Dengan harga minyak sebagian besar naik selama beberapa bulan terakhir, jumlah rig minyak AS melanjutkan kenaikannya yang lambat, bertambah dua rig minggu ini menjadi 380 unit aktif, tertinggi sejak April 2020, menurut perusahaan jasa energi Baker Hughes.
Produksi minyak mentah AS telah meningkat 300.000 barel per hari (bph) selama dua minggu terakhir, naik menjadi 11,4 juta barel per hari dalam pekan yang berakhir 9 Juli, tertinggi sejak Mei 2020, menurut data federal.
Arab Saudi dan Uni Emirat Arab mencapai kompromi awal pekan ini, membuka jalan bagi produsen OPEC+ untuk menyelesaikan kesepakatan guna meningkatkan produksi.
BACA JUGA:
"Semakin lama waktu yang dibutuhkan OPEC+ untuk mengumumkan pertemuan luar biasa buat memberikan suara pada barel tambahan, semakin menyiratkan anggota OPEC+ lainnya mungkin juga menginginkan kenaikan kuota dasar mereka," kata Bob Yawger, direktur energi berjangka di Mizuho di New York, dikutip dari Antara, Senin 19 Juli.
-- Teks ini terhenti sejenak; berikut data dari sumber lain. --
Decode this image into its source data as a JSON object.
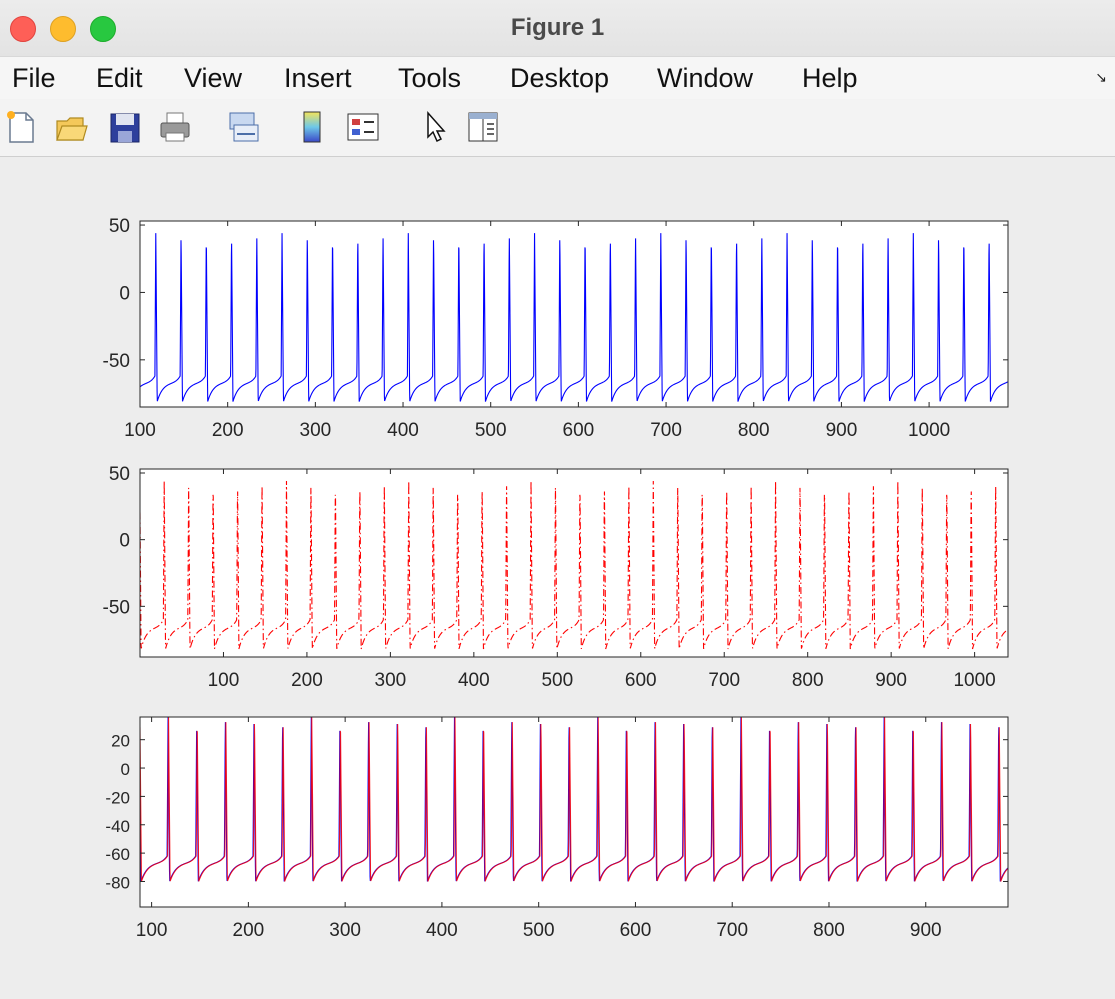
{
  "window": {
    "title": "Figure 1"
  },
  "menu": [
    "File",
    "Edit",
    "View",
    "Insert",
    "Tools",
    "Desktop",
    "Window",
    "Help"
  ],
  "toolbar": [
    "new-figure-icon",
    "open-file-icon",
    "save-icon",
    "print-icon",
    "link-plot-icon",
    "colorbar-icon",
    "legend-icon",
    "edit-plot-cursor-icon",
    "property-inspector-icon"
  ],
  "chart_data": [
    {
      "type": "line",
      "xlim": [
        100,
        1090
      ],
      "ylim": [
        -85,
        53
      ],
      "xticks": [
        100,
        200,
        300,
        400,
        500,
        600,
        700,
        800,
        900,
        1000
      ],
      "yticks": [
        50,
        0,
        -50
      ],
      "series": [
        {
          "color": "#0000ff",
          "style": "solid",
          "period": 28.8,
          "first_spike": 117,
          "peak": 44,
          "trough": -81,
          "baseline": -62
        }
      ],
      "grid": false
    },
    {
      "type": "line",
      "xlim": [
        0,
        1040
      ],
      "ylim": [
        -88,
        53
      ],
      "xticks": [
        100,
        200,
        300,
        400,
        500,
        600,
        700,
        800,
        900,
        1000
      ],
      "yticks": [
        50,
        0,
        -50
      ],
      "series": [
        {
          "color": "#ff0000",
          "style": "dash-dot",
          "period": 29.3,
          "first_spike": 28,
          "peak": 44,
          "trough": -82,
          "baseline": -60
        }
      ],
      "grid": false
    },
    {
      "type": "line",
      "xlim": [
        88,
        985
      ],
      "ylim": [
        -98,
        36
      ],
      "xticks": [
        100,
        200,
        300,
        400,
        500,
        600,
        700,
        800,
        900
      ],
      "yticks": [
        20,
        0,
        -20,
        -40,
        -60,
        -80
      ],
      "series": [
        {
          "color": "#0000ff",
          "style": "solid",
          "period": 29.6,
          "first_spike": 116,
          "peak": 36,
          "trough": -80,
          "baseline": -62
        },
        {
          "color": "#ff0000",
          "style": "solid",
          "period": 29.6,
          "first_spike": 116.5,
          "peak": 36,
          "trough": -80,
          "baseline": -62
        }
      ],
      "grid": false
    }
  ]
}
OPEC+, yang mengelompokkan Organisasi Negara-negara Pengekspor Minyak dengan Rusia dan produsen lainnya, sebelumnya gagal mencapai kesepakatan setelah Uni Emirat Arab mencari dasar yang lebih tinggi untuk mengukur pengurangan produksinya.
OPEC mengatakan pada Kamis 15 Juli bahwa pihaknya memperkirakan permintaan minyak dunia akan meningkat tahun depan ke sekitar level yang terlihat sebelum pandemi, sekitar 100 juta barel per hari, didorong oleh pertumbuhan permintaan di Amerika Serikat, China dan India.
Tetapi peningkatan kasus virus corona terkait dengan varian Delta yang sangat menular dapat memicu penguncian baru yang kemungkinan akan mengurangi perkiraan permintaan minyak bullish baru-baru ini.
Di Amerika Serikat, wilayah Los Angeles akan memberlakukan kembali kewajiban menggunakan masker akhir pekan ini. Sementara itu, Inggris melaporkan jumlah kasus baru COVID-19 tertinggi dalam lebih dari enam bulan pada Jumat 16 Juli.